The rumack matthew graph can be used to assess a person’s risk for hepatic toxicity depending on the time since ingestion and the blood concentration of acetaminophen. The different areas of the graph help you assess how to treat a patient depending on where they fall on the graph.

Question 23

The rumack matthew graph is not applicable to those who display toxicity due to _______ use of acetaminophen.

Answer 23

Chronic

Question 24

How is chronic acetaminophen toxicity diagnosed and treated?

Answer 24

Presents with serum levels that appear therapeutic, but signs and symptoms of hepatotoxicity and lab findings of liver injury.

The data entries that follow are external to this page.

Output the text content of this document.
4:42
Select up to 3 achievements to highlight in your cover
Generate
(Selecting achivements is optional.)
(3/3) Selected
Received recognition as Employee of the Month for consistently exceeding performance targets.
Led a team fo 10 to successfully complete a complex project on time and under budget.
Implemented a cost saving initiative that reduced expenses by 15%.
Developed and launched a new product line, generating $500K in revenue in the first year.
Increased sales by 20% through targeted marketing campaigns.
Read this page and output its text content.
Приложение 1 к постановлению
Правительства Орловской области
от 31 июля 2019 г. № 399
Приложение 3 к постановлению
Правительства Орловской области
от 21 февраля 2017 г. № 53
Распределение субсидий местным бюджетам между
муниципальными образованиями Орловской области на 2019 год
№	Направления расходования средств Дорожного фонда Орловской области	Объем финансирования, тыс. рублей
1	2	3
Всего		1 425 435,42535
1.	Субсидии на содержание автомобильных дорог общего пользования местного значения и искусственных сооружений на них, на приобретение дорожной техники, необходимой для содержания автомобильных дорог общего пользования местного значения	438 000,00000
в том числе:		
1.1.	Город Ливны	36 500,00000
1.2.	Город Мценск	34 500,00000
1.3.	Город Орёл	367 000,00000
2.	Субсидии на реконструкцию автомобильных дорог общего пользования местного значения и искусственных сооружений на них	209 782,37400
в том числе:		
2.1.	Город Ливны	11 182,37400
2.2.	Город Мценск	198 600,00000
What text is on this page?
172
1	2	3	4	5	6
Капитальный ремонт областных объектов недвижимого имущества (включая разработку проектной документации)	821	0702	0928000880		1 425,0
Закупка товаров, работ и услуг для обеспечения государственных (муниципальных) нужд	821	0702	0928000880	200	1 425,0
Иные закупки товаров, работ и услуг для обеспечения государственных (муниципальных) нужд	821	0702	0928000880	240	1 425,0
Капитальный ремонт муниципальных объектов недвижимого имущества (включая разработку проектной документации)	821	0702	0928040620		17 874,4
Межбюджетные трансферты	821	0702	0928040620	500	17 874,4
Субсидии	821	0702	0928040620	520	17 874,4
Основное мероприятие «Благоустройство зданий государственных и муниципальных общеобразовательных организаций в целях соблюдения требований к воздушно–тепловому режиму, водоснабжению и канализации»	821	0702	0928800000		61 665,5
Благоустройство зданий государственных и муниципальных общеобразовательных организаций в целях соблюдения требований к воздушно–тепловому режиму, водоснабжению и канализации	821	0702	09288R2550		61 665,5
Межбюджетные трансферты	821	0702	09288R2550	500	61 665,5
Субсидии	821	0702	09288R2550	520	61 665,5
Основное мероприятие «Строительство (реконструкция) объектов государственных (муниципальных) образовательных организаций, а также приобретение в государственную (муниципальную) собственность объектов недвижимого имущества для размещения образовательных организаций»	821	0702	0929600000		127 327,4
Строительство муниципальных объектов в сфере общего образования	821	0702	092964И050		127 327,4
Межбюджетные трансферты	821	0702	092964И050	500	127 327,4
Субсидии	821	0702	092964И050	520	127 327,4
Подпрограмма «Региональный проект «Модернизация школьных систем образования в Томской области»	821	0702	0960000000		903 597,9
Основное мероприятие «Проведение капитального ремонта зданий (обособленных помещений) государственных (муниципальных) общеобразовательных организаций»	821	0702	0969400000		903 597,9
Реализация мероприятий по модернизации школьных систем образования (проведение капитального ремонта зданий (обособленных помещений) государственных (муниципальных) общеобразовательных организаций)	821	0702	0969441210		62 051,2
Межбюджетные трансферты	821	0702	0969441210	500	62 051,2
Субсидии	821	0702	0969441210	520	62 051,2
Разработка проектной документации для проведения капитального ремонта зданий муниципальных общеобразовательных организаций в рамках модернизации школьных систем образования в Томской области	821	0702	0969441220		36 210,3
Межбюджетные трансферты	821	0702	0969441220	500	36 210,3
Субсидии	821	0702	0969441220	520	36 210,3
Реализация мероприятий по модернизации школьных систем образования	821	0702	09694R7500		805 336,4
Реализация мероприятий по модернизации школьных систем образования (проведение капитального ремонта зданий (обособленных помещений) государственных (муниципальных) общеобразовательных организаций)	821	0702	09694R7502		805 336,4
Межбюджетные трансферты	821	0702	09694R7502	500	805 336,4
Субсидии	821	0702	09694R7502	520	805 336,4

Thorough history, treat as acute overdose with unknown ingestion time –> administer NAC

Question 25

N-acetylcysteine is used for 2 things. What are they?

Answer 25

Acetaminophen toxicity - restores hepatic glutathione enhancing non-toxic conjugation to glutathione of NPAQI

Mucolytic therapy - its free -SH group opens up disulfide bonds in mucoproteins, lowering mucous viscosity

Question 26

What are side effects of NAC?

Answer 26

• Unpleasant smell and taste and vomiting is common
• Can lead to hypotension and tachycardia
• Can lead to angioedema, itching and hives
• Can lead to broncospasm

Question 27

When a person is assessed and is identified as needing NAC treatment, when would you give oral vs. IV therapy?

Answer 27

Oral - alert, awake, oriented, suspected to be compliant with treatment as oral schedule is longer

IV - shorter treatment schedule, used if there are reasons to suspect oral schedule will not or cannot be followed. Side effects are more pronounced with IV so it’s not exclusively used.

Question 28

Who bears the burden of safety for an OTC drug?

Answer 28

The patient

Question 29

How does a drug become an OTC drug?

Answer 29

The drug must first be made as a prescription only drug and go through additional rounds of testing and provide a more robust burden of proof that the drug is safe to use by patients from different backgrounds (education, language, etc).

Question 30

What does an OTC monograph inform manufacturers and consumers of?

Answer 30

Manufacturer

• “Recipe Book” telling acceptable ingredients, doses, formulations and labeling
• Manufacturers follow conditions to market drug
• No FDA pre-approval for manufacturers, assume that manufacturers are following monograph but they don’t actually check unless it is brought to their attention by someone else. Can impose penalities for non-adherence.

Consumers

• Describes conditions for use determined to be generally recognized as safe and effective (GRASE)

Question 31

What must be in the OTC monograph?

Answer 31

• Active ingredients
• Dosage strength
• Dosage form
• Indications for use
• Warnings
• DIrections for use
• Must ensure customers can diagnose underlying condition, determine if drug is appropriate, self administer safely, avoid serious side effects, and recognize when to see a physician

Question 32

What are some limitations of FDA authority?

Answer 32

The FDA does not regulate the practice of medicine, so advisory boards can make recommendations but ultimately it is congress that passes the laws regulating drugs. Adverse events are reported yearly but reporting is voluntary.